As for what else public power utilities should be aware of when weighing whether to pursue projects that would use the elective pay credits, Crowley noted that the rules and guidelines around elective pay credits “are in their infancy, and actual implementation is not well understood.”

He said that this “provides uncertainty regarding joint power agencies owning and operating a project on behalf of several smaller public power entities and will likely delay some projects. Also, rules around bonus payments for certain types of projects (low income, prevailing wage, apprenticeships, etc.) need to be well understood to maximize the benefits.”

This is where public power’s “long-term relationship with federal policymakers can help assure the intentions and functionality of elective pay are met,” Crowley said.

A Return to Tradition

“Traditionally we have owned the generation and transmission assets needed to serve our members so another party has not been earning a ‘return’ on those assets, which helps keep our power supply costs lower,” said Greg Fritz, CEO of the North Iowa Municipal Electric Cooperative Association.

“With the inability to access various tax credits, our best option was to enter into PPAs with private entities that developed the projects,” he added. “While the projects have been favorably priced, someone is earning a return on their investment, and we are paying for it,” he said.

The joint action agency is now weighing whether to directly own or enter power purchase agreements for solar projects in each of its 13 member communities.

Fritz said the key factors that drive whether a project should pursue direct ownership or a third-party power purchase agreement include “the size of the project, location, transmission/interconnection issues, staffing, and financing-related issues,” such as cost of debt and debt service coverage.

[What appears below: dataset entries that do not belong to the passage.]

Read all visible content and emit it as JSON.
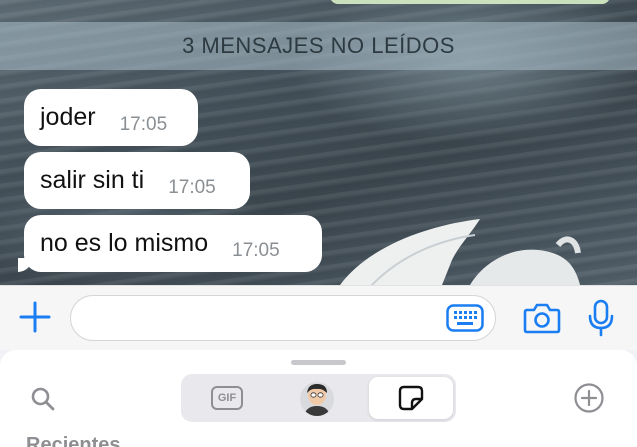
{
  "chat": {
    "unread_banner": "3 MENSAJES NO LEÍDOS",
    "messages": [
      {
        "text": "joder",
        "time": "17:05"
      },
      {
        "text": "salir sin ti",
        "time": "17:05"
      },
      {
        "text": "no es lo mismo",
        "time": "17:05"
      }
    ]
  },
  "composer": {
    "input_value": "",
    "icons": [
      "plus-icon",
      "keyboard-icon",
      "camera-icon",
      "microphone-icon"
    ]
  },
  "sticker_panel": {
    "tabs": [
      {
        "label": "GIF",
        "selected": false
      },
      {
        "icon": "avatar-icon",
        "selected": false
      },
      {
        "icon": "sticker-icon",
        "selected": true
      }
    ],
    "section_label": "Recientes"
  },
  "colors": {
    "accent": "#1a7ef2",
    "bubble": "#ffffff",
    "time": "#8a8f94"
  }
}
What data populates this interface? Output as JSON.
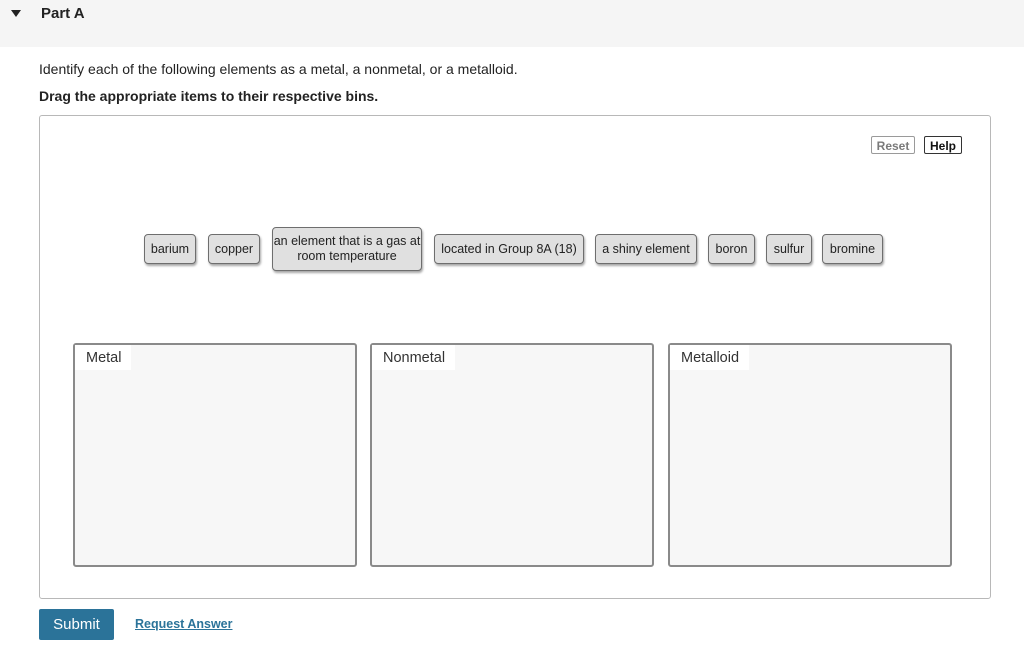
{
  "part": {
    "title": "Part A",
    "toggle_icon": "caret-down-icon"
  },
  "question": {
    "instruction": "Identify each of the following elements as a metal, a nonmetal, or a metalloid.",
    "drag_instruction": "Drag the appropriate items to their respective bins."
  },
  "toolbar": {
    "reset_label": "Reset",
    "help_label": "Help"
  },
  "items": [
    "barium",
    "copper",
    "an element that is a gas at room temperature",
    "located in Group 8A (18)",
    "a shiny element",
    "boron",
    "sulfur",
    "bromine"
  ],
  "bins": [
    "Metal",
    "Nonmetal",
    "Metalloid"
  ],
  "actions": {
    "submit_label": "Submit",
    "request_answer_label": "Request Answer"
  },
  "colors": {
    "accent": "#2b7399",
    "chip_background": "#e0e0e0",
    "bin_background": "#f7f7f7"
  }
}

“Ongoing project operation after construction, particularly staffing and maintenance, is a major concern for us,” he said.

With respect to how the joint action agency expects elective pay credits to help save money on renewable energy projects that it is planning to develop, “We are exploring options for development of solar projects, and the ability to access direct pay will hopefully put us back on our traditional path of ownership and lower costs,” he said.

As for what else public power utilities and JAAs should pay attention to when weighing whether to pursue projects that would use the elective pay credits, Fritz said, “Long-term reliability of the projects is another concern for us. While companies may provide a warranty of 10, 20, or 25 years, will they still be in business five years from now? What will long-term [operating and maintenance] costs be?”

Factoring All Costs

“Not being able to utilize any federal tax credits has pushed every in-town [distributed generation] project to date into the third-party PPA model,” shared Clint Allen, assistant utility director for the Town of Danvers Electric Division in Massachusetts. For Danvers, he said these types of agreements have historically inflated the dollar-per-kilowatt-hour cost for the project 40%–50%.

The public power utility is currently pursuing several solar projects, including at its schools and at a landfill.

“The primary factor is total project cost. We look at the expected energy production versus equipment lifetime and determine the average unit cost per [kilowatt-hour],” he said. “When assessing an ownership model, we factor in maintenance costs and any [payment in lieu of tax] payments into the formula. The objective is to have a direct comparison on total energy cost that we can use to make a business decision.”

Allen noted that Danvers is in the process of developing a 3- to 5-megawatt ground-mount solar array. “With the now available federal tax credit, our preliminary analysis shows the ownership model may be competitive with the third-party PPA,” he said. “The biggest variable is the total lifetime cost of ownership, factoring in maintenance and replacement costs.”

“In my experience, the elective pay credits may put the initial construction costs below a competitive PPA. However, when you factor in panel/battery replacement and annual repair and refresh, the third-party PPA may still come in at a better project lifetime energy cost,” he said.